The researchers found that the central lateral thalamus appears to be one of the “minimum mechanisms” driving consciousness.

The discovery may help researchers in the 21st-century device treatments of consciousness disorders, bring people out of comas, or make sure patients stay unconscious during sensitive procedures.

The central lateral thalamus responsible for consciousness – Scientists

One of the key questions in the neuroscience field is clearly determining which part of the brain is responsible for consciousness. Consciousness is the ability to experience internal and external sensations.

In an article published in the journal Neuron, researchers report that a specific area in the brain, the central lateral thalamus, seems to play a key role in enabling consciousness.

According to Science Daily, in previous studies such as electroencephalogram (EEG) and Functional magnetic resonance imaging (fMRI), neuroscientists found that certain parts of the brain, including the thalamus and the parietal cortex, were involved in consciousness to a certain extent.

In the study, a team of scientists led by first author Michelle Redinbaugh, a graduate student in the Department of Psychology at the University of Wisconsin, Madison, used electrodes to stimulate various parts of the brains of two macaque monkeys.

Note that the brains of Macaque monkeys closely mirror human brains.
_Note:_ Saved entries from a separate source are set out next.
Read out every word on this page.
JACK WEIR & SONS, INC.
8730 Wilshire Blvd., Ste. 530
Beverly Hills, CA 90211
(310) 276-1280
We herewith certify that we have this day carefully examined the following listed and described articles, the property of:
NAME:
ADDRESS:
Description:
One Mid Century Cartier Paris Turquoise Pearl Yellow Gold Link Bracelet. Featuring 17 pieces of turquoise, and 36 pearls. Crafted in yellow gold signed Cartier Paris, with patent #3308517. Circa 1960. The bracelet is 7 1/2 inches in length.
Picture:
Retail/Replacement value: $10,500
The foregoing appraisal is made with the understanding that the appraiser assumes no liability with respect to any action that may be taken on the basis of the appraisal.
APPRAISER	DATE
This makes them ideal models for studying the drivers of consciousness.

One of the researchers Yuri Saalmann, an assistant professor at the university said:

We decided to go beyond the classical approach of recording from one area at a time. We recorded from multiple areas at the same time to see how the entire network behaves.

By electrically stimulating the brains of awake, sleeping, and anesthetized monkeys, they were able to narrow down which parts were involved in consciousness to a much more specific area than previous studies had done.
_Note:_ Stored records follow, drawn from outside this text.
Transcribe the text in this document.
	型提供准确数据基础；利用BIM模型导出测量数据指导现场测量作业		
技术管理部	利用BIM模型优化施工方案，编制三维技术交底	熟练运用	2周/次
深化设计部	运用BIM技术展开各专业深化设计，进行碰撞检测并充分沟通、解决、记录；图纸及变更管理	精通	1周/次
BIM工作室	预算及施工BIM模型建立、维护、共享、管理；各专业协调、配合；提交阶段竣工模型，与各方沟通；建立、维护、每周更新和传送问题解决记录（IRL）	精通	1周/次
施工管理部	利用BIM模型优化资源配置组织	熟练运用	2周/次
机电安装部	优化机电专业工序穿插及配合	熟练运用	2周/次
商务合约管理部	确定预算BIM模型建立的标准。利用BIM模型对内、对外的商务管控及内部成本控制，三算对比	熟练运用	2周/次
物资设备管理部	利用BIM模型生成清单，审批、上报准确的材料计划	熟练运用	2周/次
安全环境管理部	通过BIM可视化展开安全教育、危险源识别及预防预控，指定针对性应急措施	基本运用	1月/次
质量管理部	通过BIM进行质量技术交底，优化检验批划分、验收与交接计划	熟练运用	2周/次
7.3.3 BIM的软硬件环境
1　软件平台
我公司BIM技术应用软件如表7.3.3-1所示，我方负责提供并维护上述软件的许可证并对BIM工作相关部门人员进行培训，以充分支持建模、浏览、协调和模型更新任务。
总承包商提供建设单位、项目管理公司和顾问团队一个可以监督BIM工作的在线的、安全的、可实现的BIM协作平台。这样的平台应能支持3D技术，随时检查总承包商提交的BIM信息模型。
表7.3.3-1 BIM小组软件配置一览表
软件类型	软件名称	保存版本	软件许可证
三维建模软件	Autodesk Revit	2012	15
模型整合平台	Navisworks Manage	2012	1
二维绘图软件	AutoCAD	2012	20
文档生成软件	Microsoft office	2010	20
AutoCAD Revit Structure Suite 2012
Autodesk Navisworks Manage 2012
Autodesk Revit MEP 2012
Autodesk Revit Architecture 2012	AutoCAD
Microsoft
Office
The objective was to identify the “minimum mechanisms” necessary for driving consciousness. To do that, they ruled out some areas that had been suggested in previous studies, ultimately focusing on the central lateral thalamus, which is located deep in the forebrain.
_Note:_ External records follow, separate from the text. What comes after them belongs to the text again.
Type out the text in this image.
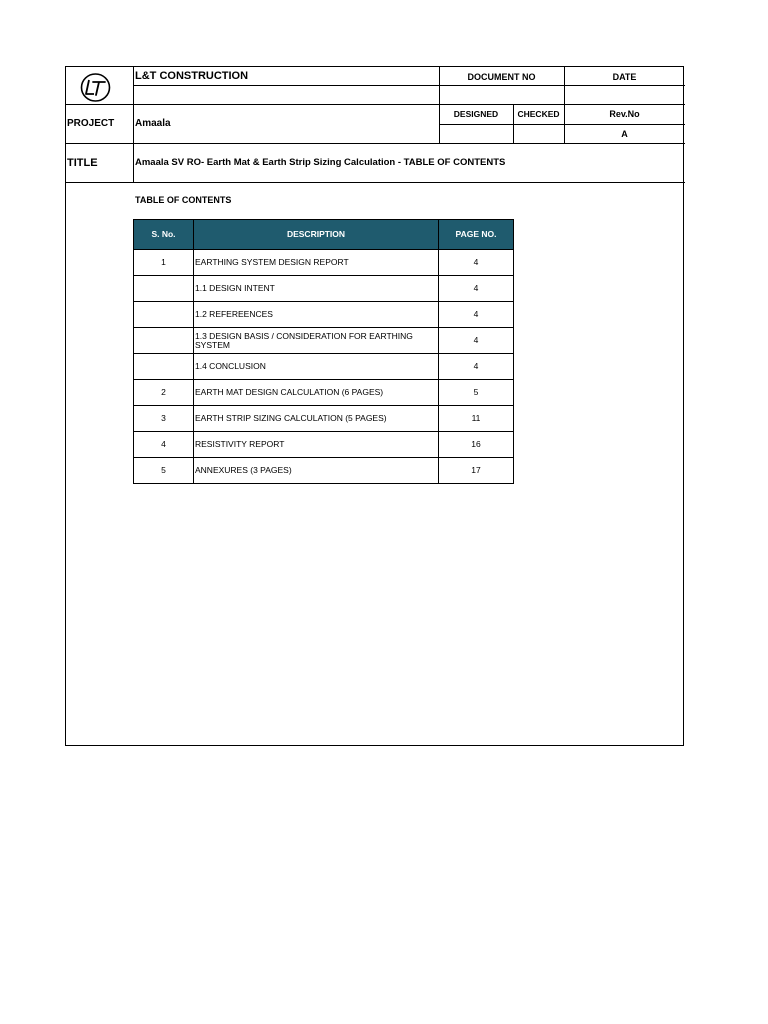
L&T CONSTRUCTION	DOCUMENT NO	DATE
DESIGNED	CHECKED	Rev.No
A
PROJECT Amaala
TITLE	Amaala SV RO- Earth Mat & Earth Strip Sizing Calculation - TABLE OF CONTENTS
TABLE OF CONTENTS
S. No.	DESCRIPTION	PAGE NO.
1	EARTHING SYSTEM DESIGN REPORT	4
	1.1 DESIGN INTENT	4
	1.2 REFEREENCES	4
	1.3 DESIGN BASIS / CONSIDERATION FOR EARTHING SYSTEM	4
	1.4 CONCLUSION	4
2	EARTH MAT DESIGN CALCULATION (6 PAGES)	5
3	EARTH STRIP SIZING CALCULATION (5 PAGES)	11
4	RESISTIVITY REPORT	16
5	ANNEXURES (3 PAGES)	17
Once they narrowed down to this area, the scientists then studied what happened when it was activated while the animals were under anesthesia. The central lateral thalamus was stimulated with a frequency of 50 Hz.

Saalmann said:

We found that when we stimulated this tiny little brain area, we could wake the animals up and reinstate all the neural activity that you’d normally see in the cortex during wakefulness. They acted just as they would if they were awake. When we switched off the stimulation, the animals went straight back to being unconscious.

To test wakefulness, the animals were studied to see how they would respond to oddball auditory stimulation – a series of beeps interspersed with other random sounds.

The findings show that the monkeys reacted in the same way that they would respond when they are awake.

Implications For The Future

The team said that there were many “exciting” implications for the study stating that the “kinds of deep-brain stimulating electrodes” used on the monkeys could be used “to bring people out of comas.”

Redinbaugh said:

The overriding motivation of this research is to help people with disorders of consciousness to live better lives. We have to start by understanding the minimum mechanism that is necessary or sufficient for consciousness so that the correct part of the brain can be targeted clinically.

The scientists also believe that their “findings may also be useful for developing new ways to monitor patients under clinical anesthesia, to make sure they are safely unconscious.”

The study was funded by the National Institutes of Health, a United States-Israel Binational Science Foundation, and a Wisconsin National Primate Research Center pilot grant.